17. L’Assemblée souligne que les parlements nationaux peuvent apporter une contribution importante, en améliorant la législation et le suivi des activités, en faisant établir des feuilles de route nationales pour mettre en œuvre le programme Jeunesse, paix et sécurité, en allouant des ressources financières et en soutenant la participation inclusive et concrète des jeunes à la prévention et au règlement des conflits, et à la lutte contre l’extrémisme violent. Elle appelle les parlements des États membres du Conseil de l’Europe à créer et/ou à renforcer les liens avec la jeunesse, notamment en levant les obstacles à la participation des jeunes aux processus politiques, à savoir en abaissant l’âge du droit de vote et d’éligibilité, en élaborant des campagnes de sensibilisation, en concevant de nouvelles stratégies de recrutement, en envisageant pour les partis politiques des objectifs spécifiques ou des quotas de jeunes afin d’améliorer la sélection et la promotion des jeunes candidats, et en tirant parti de l’expérience acquise en termes d’amélioration de la participation politique des femmes. Elle les invite aussi à valoriser les jeunes parlementaires en tant que médiateurs et promoteurs du dialogue dans les sociétés divisées.

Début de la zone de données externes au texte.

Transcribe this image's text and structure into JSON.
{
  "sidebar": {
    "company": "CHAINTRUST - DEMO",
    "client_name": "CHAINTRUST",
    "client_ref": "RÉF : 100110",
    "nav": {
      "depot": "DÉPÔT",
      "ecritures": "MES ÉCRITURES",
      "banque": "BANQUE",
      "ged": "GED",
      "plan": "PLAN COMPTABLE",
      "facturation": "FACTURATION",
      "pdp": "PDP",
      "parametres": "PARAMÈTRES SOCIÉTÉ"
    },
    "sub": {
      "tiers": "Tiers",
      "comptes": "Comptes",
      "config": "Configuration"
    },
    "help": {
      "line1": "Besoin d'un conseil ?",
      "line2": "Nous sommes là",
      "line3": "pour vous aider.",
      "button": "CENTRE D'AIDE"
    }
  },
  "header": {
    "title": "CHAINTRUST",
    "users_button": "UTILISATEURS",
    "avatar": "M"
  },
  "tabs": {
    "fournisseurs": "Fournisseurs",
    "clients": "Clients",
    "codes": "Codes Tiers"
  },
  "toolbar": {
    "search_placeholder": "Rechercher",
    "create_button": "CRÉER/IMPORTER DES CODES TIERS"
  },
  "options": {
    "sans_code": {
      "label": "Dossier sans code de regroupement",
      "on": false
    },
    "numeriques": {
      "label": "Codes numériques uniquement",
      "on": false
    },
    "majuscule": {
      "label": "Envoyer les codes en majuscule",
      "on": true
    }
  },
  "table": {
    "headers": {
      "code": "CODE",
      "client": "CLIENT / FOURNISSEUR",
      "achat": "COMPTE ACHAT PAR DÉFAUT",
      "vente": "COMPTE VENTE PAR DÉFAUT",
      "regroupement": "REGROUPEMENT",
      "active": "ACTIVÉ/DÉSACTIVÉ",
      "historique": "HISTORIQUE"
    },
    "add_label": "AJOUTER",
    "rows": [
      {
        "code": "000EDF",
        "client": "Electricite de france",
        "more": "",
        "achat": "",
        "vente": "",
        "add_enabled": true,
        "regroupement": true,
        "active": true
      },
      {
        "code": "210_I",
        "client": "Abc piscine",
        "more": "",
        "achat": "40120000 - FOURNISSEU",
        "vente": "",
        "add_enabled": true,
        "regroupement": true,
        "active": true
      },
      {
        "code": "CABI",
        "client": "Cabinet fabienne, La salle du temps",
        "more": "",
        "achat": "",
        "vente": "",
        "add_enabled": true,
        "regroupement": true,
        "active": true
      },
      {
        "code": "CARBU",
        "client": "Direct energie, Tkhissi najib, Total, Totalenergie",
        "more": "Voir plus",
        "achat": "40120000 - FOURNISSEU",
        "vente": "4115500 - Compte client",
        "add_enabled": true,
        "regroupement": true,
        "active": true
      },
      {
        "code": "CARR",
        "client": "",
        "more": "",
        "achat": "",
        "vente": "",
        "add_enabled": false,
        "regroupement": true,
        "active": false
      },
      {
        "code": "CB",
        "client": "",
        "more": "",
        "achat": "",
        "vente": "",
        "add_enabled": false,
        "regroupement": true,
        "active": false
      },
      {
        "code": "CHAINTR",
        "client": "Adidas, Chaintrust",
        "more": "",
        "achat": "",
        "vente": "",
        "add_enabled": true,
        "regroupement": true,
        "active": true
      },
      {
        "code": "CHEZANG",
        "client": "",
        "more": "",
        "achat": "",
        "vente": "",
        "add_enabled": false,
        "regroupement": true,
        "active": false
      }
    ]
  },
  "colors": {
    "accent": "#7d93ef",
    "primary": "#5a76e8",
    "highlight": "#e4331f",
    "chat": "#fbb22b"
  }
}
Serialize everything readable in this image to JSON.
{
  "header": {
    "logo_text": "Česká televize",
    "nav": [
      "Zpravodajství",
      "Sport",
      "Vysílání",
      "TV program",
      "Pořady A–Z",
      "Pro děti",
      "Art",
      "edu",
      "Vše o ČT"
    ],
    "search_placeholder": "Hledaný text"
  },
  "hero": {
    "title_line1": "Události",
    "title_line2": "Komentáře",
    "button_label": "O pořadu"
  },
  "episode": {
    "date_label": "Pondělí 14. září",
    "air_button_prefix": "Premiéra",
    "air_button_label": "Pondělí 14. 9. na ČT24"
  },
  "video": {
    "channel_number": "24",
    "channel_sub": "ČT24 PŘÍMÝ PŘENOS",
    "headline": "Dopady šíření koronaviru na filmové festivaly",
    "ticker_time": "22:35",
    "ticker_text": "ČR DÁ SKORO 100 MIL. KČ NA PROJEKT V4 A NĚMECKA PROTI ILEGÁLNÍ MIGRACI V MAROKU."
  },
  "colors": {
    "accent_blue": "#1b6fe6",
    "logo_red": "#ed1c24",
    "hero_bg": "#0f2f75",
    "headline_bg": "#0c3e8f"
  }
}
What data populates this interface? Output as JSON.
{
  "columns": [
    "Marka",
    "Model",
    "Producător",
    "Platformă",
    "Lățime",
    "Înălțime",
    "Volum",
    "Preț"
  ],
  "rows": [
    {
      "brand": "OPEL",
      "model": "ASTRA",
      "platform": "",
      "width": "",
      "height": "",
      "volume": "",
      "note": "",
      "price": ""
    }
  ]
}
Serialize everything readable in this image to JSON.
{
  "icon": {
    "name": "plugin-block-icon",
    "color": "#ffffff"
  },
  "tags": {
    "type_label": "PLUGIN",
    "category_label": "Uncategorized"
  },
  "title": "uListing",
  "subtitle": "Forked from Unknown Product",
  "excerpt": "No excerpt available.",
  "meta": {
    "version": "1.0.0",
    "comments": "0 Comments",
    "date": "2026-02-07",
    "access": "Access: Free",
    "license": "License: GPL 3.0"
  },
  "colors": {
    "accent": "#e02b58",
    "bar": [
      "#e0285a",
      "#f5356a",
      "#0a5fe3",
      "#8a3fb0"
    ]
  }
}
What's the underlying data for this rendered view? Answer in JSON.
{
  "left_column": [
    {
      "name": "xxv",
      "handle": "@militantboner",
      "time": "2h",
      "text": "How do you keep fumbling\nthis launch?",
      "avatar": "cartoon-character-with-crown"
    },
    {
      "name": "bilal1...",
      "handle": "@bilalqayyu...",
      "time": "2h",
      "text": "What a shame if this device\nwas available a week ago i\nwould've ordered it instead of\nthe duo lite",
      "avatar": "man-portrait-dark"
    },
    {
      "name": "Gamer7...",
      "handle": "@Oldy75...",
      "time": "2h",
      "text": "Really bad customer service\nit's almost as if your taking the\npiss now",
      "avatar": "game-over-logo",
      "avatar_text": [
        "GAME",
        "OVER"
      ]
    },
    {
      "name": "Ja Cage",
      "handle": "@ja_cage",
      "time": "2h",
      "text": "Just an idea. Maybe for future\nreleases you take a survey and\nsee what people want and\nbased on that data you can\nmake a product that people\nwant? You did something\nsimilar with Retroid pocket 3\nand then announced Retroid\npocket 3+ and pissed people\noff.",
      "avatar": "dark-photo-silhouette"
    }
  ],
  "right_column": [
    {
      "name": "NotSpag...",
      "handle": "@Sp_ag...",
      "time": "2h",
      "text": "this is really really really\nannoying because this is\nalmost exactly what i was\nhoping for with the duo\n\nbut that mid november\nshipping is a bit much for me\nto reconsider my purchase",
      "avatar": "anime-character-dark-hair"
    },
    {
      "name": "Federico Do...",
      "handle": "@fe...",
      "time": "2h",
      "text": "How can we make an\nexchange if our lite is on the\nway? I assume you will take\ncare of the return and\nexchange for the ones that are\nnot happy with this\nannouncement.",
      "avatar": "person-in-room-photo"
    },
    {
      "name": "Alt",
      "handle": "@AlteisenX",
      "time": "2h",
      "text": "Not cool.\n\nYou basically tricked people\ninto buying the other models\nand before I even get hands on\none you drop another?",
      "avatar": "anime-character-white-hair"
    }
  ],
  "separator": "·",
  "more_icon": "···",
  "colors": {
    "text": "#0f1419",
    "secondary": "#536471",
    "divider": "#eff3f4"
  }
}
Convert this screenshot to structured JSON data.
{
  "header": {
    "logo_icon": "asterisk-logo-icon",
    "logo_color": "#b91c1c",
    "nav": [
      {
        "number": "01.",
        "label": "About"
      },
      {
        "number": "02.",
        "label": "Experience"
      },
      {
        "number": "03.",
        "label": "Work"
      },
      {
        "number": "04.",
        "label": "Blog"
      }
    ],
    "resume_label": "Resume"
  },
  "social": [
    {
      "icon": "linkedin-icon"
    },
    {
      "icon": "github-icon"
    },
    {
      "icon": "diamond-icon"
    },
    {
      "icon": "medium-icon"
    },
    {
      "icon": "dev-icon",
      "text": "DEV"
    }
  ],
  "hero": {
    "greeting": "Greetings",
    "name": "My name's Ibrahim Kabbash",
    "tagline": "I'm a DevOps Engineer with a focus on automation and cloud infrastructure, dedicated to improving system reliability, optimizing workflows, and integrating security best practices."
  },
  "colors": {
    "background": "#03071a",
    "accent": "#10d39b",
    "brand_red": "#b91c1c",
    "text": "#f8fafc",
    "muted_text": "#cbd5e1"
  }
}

18. L’Assemblée décide de poursuivre sa réflexion sur l’encouragement de moyens significatifs et structurés pour associer les jeunes participants à ses activités, notamment en intensifiant le dialogue et la coopération entre l'Assemblée et les différents forums de jeunesse qui existent déjà au sein du Conseil de l'Europe.
19. Elle encourage les délégations nationales à réfléchir aux moyens de faire en sorte que la voix de l’Assemblée soit mieux entendue par les jeunes dans leurs pays respectifs et que les voix de ces différents jeunes soient mieux entendues au sein de l'Assemblée.